Minimum essential coverage is a requirement that you must have in order to avoid a fee, fine or penalty for not having insurance under the Affordable Care Act. You must maintain this coverage throughout the year, get an exemption, or pay a fee for every month you are not covered. This coverage includes most medical coverage typically provided by employers, but it does not include specific coverages such as those only for accident insurance, dental and vision insurance (when it is not included), or workers’ compensation insurance. The Following are a few types that are considered Minimum Essential Coverage:
- Medicare Part A
- Most Medicaid Coverage
- Coverage Purchased in an Individual Market
- Children’s Health insurance Program
- Certain types of veteran health coverage
- Self-funded health coverage offered to students by universities
- Any Other Government Sponsored Programs
Large Employers must offer an opportunity to enroll in minimum essential coverage to all their full time employees under and employer-sponsored plan. If your employer-sponsored plan covers your dependents then they too, are covered under minimum essential coverage. The following types are a few plans that are NOT considered minimum essential coverage:
- Vision Only Health Plans
- Dental Only Health Plans
- Short term Health Plans
- Supplemental Medicare Plans
If you are unsure if your health insurance plan is considered minimum essential coverage, ask your provider, and they will be able to tell you if it is. Or you can click here for more information
There are two tests that apply to see if you are eligible for minimum essential coverage and those are as follows:
- Minimal Value – this assesses the comprehensiveness of a plan.
- Affordability – this evaluates the individual’s capability to pay for the plan.

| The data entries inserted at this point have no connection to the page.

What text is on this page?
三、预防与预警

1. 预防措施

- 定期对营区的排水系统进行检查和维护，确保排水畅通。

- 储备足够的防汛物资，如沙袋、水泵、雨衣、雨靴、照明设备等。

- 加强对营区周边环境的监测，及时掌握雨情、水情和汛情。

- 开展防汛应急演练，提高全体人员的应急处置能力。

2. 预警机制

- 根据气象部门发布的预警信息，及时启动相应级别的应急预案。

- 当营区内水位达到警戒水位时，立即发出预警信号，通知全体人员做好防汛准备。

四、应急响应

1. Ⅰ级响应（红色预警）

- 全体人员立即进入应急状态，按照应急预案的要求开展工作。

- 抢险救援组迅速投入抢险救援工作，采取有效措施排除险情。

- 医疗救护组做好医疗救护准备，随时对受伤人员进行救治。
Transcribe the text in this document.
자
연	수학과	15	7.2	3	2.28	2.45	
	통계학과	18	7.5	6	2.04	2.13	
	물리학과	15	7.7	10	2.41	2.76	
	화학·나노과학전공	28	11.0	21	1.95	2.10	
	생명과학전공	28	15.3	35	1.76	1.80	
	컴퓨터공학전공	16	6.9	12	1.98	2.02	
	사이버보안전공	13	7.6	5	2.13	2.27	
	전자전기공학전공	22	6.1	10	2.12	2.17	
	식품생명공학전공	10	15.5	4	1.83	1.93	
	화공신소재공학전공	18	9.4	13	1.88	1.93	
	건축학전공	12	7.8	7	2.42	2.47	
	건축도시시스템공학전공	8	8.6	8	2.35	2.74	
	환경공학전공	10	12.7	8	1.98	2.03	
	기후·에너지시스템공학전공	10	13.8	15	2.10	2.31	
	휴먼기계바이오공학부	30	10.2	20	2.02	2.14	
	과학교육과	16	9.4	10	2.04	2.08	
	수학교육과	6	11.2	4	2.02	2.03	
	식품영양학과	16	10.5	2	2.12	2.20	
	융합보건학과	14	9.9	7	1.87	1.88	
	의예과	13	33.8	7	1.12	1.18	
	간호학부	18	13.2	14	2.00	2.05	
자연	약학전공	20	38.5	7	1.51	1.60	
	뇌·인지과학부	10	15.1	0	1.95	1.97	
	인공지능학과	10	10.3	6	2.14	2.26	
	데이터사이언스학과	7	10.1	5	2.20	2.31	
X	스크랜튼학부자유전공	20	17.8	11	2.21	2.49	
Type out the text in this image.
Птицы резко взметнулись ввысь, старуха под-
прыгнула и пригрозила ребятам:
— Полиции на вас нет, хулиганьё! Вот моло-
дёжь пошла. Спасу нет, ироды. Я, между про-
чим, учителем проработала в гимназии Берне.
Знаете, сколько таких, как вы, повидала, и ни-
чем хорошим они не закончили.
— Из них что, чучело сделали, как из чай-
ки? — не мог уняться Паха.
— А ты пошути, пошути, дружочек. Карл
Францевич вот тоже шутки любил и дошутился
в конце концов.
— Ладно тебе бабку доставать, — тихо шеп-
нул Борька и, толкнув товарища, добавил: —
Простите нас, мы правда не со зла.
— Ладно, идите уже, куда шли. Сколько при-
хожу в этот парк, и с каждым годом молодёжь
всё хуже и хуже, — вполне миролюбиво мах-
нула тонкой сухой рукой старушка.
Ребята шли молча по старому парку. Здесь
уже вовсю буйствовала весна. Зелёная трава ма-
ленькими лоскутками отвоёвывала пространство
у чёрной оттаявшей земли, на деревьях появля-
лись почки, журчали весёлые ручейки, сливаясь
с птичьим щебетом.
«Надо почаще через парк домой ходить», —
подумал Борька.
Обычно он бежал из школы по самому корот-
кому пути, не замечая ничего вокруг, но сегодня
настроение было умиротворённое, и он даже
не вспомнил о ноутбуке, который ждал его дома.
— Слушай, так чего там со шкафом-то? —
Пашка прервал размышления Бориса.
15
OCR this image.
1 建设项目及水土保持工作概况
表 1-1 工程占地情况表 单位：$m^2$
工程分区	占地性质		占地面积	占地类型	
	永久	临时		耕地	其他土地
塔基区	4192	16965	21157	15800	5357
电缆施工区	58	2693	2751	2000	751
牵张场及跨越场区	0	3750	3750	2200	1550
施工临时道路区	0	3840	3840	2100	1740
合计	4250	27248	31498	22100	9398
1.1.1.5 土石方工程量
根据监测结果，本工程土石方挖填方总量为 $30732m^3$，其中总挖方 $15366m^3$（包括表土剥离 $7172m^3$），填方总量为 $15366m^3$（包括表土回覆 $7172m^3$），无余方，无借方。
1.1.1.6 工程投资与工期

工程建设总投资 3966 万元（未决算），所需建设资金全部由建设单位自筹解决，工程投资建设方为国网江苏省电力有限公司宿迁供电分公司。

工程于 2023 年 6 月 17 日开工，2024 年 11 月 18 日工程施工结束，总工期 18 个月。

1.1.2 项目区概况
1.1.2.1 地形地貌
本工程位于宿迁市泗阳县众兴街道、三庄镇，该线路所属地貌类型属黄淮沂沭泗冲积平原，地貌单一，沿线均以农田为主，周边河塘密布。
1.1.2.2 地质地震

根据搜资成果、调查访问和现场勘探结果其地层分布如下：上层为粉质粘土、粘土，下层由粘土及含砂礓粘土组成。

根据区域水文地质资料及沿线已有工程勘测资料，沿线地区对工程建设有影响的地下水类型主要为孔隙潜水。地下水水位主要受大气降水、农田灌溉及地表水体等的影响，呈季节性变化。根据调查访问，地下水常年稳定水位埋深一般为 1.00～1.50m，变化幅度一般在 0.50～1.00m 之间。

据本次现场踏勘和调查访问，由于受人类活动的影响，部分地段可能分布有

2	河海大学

The plan must offer minimum value by law. This means that a plan would pay for at least 60% of medical expenses on average for a traditional population. There is a minimum value (MV) Calculator released by The Department of Health and Human Services for employers and individuals to use for this testing. It is likely that most employer-sponsored plans will pass this requirement with little effort. View the Minimum value calculator here.
This test does not look at a whole population, but at each employee individually by comparing what an employee’s earning wages are versus how much the employee will pay for coverage. The employee’s contribution for self-only coverage for the least expensive plan cannot be any more than 9.5% of employee’s household income. If it is, the employee will not be able to afford the plan and the employer has failed to provide minimum essential coverage for that specific employee. Because determining an employee’s household income, is difficult for the employer, the law provides a couple different options for this calculation which are:
- Rate of pay
- Box 1 of for W-2
Changes in Health Coverage:
A common question is whether or not an individual will have to pay when they are changing their coverage during the year. The answer is, as long as the gap in coverage is three months or less, you may not owe any payments because you could be eligible for an exemption. Essentially, if you had coverage for at least one day in a calendar month, you are considered covered under minimum essential coverage for that month.